Publié le 19 octobre 2025 à 23h27. Après un rêve brisé chez Northvolt, Rodney Kakwano, un ingénieur ougandais, espère retrouver une opportunité professionnelle en Suède grâce à l’essor de nouvelles entreprises du secteur des batteries, Stegra et Lyten.
- Rodney Kakwano a connu un parcours semé d’embûches en Suède, entre espoirs d’une carrière prometteuse et déceptions liées à des licenciements massifs.
- Une amitié inattendue avec un prêtre suédois a joué un rôle crucial dans son adaptation et son maintien du moral.
- Il se bat pour obtenir un permis de travail et relancer sa carrière dans le secteur des batteries suédois.
L’histoire de Rodney Kakwano est celle d’un parcours semé d’espoir et de désillusions. Arrivé en Suède avec l’ambition de construire une vie meilleure, il a d’abord connu la réussite grâce à une bourse d’études en économie industrielle à Karlskrona. Le choix de la Suède n’était pas anodin : son frère aîné y avait déjà étudié, et le pays scandinave n’avait jamais été une puissance coloniale en Afrique.
« Mon frère m’a encouragé et m’a dit : lance-toi dans l’aventure ! Tu seras surpris. »
Rodney Kakwano
Les premiers mois furent difficiles, marqués par la solitude et une première crise de panique. Après avoir consulté un médecin, Rodney a suivi son conseil et a intégré un collectif, rejoignant également un club de tennis local. C’est sur les courts que la solitude s’est dissipée et que des amitiés se sont nouées.
Après l’obtention de son diplôme, des cours de langue suédoise et un emploi d’été chez Textilia AB, Rodney s’est senti prêt à postuler pour un emploi à temps plein. Son objectif était de rejoindre le nord du pays, où se concentraient les opportunités. Après de nombreuses candidatures et quelques entretiens, il a finalement reçu une offre d’emploi dans une usine de batteries, une promesse d’un nouveau départ.
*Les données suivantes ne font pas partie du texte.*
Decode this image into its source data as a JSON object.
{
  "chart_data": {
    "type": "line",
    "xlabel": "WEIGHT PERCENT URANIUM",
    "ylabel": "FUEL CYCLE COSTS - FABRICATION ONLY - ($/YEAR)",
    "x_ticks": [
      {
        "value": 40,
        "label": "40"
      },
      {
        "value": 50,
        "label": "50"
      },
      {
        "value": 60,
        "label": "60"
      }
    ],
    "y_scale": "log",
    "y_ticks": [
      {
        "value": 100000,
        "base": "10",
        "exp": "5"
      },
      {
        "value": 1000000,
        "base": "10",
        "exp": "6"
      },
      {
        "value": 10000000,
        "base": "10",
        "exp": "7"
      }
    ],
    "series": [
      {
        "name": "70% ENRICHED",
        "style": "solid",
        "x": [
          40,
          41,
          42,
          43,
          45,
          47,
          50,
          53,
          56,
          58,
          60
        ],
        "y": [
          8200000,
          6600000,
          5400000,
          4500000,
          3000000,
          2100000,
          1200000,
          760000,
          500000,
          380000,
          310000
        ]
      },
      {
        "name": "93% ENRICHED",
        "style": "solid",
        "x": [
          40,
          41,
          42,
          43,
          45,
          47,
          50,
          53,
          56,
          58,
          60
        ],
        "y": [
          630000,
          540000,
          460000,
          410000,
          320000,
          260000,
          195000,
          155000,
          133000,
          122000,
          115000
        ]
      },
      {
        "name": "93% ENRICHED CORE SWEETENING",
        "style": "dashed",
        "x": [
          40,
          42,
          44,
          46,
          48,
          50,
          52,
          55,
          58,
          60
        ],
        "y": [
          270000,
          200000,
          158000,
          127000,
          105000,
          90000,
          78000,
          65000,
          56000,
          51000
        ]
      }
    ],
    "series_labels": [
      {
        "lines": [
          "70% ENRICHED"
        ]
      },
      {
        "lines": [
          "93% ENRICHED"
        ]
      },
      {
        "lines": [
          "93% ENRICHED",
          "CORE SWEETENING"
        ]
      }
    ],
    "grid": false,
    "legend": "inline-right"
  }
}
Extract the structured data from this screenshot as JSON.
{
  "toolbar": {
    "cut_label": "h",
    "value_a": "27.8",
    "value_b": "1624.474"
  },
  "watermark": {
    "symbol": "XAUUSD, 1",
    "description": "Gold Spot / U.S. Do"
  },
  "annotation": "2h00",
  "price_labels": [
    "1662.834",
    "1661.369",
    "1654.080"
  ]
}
Mais l’espoir fut de courte durée. En septembre 2024, Northvolt a annoncé le licenciement de 1 000 employés à Skellefteå, et Rodney a été parmi les victimes. Il lui restait alors trois mois pour trouver un nouvel emploi et rester en Suède.
C’est dans ce contexte difficile qu’une amitié inattendue a pris son essor. Lors d’une rencontre pour les nouveaux arrivants, il a fait la connaissance du prêtre Hans Marklund, qui a commencé à lui parler en swahili, sa langue maternelle. Une relation forte s’est rapidement développée, et Rodney a été intégré à la famille de Hans, passant des moments précieux à la campagne, participant aux tâches quotidiennes et se sentant comme “un poisson dans l’eau”.
« Quand je vivais en Ouganda, c’était comme nager dans une piscine. Mais lorsque j’ai déménagé en Suède, la vie s’est étendue comme un océan de possibilités. »
Rodney Kakwano
De retour à Karlskrona après son licenciement, la recherche d’emploi s’est avérée infructueuse. En mai, Rodney a pris la difficile décision de retourner à Kampala, en Ouganda. Son retour a été accueilli avec déception par sa famille et ses amis, qui avaient placé beaucoup d’espoir dans sa réussite en Suède. Il était perçu comme un modèle, un jeune homme qui avait réussi à saisir une opportunité à l’étranger.
Le prêtre Hans Marklund a tenu à accompagner Rodney et sa future épouse Martina en Ouganda pour leur mariage, auquel ont participé 1 200 invités. Il a également pris la parole pour expliquer à la famille que le retour de Rodney n’était pas un échec, mais une conséquence des difficultés rencontrées par Northvolt.
Aujourd’hui, Rodney continue de chercher un emploi en Suède, tout en aidant son frère dans sa ferme à Kampala. L’annonce de l’investissement de Stegra à Boden a ravivé ses espoirs. Il a déjà postulé pour un poste de technicien de laboratoire et attend avec impatience une réponse.
Il garde également un œil sur Lyten, une autre entreprise du secteur des batteries, et espère pouvoir postuler à nouveau lorsque de nouvelles opportunités se présenteront. Il souligne l’importance pour ces entreprises de créer un environnement de travail sûr et stable, en particulier pour les travailleurs migrants.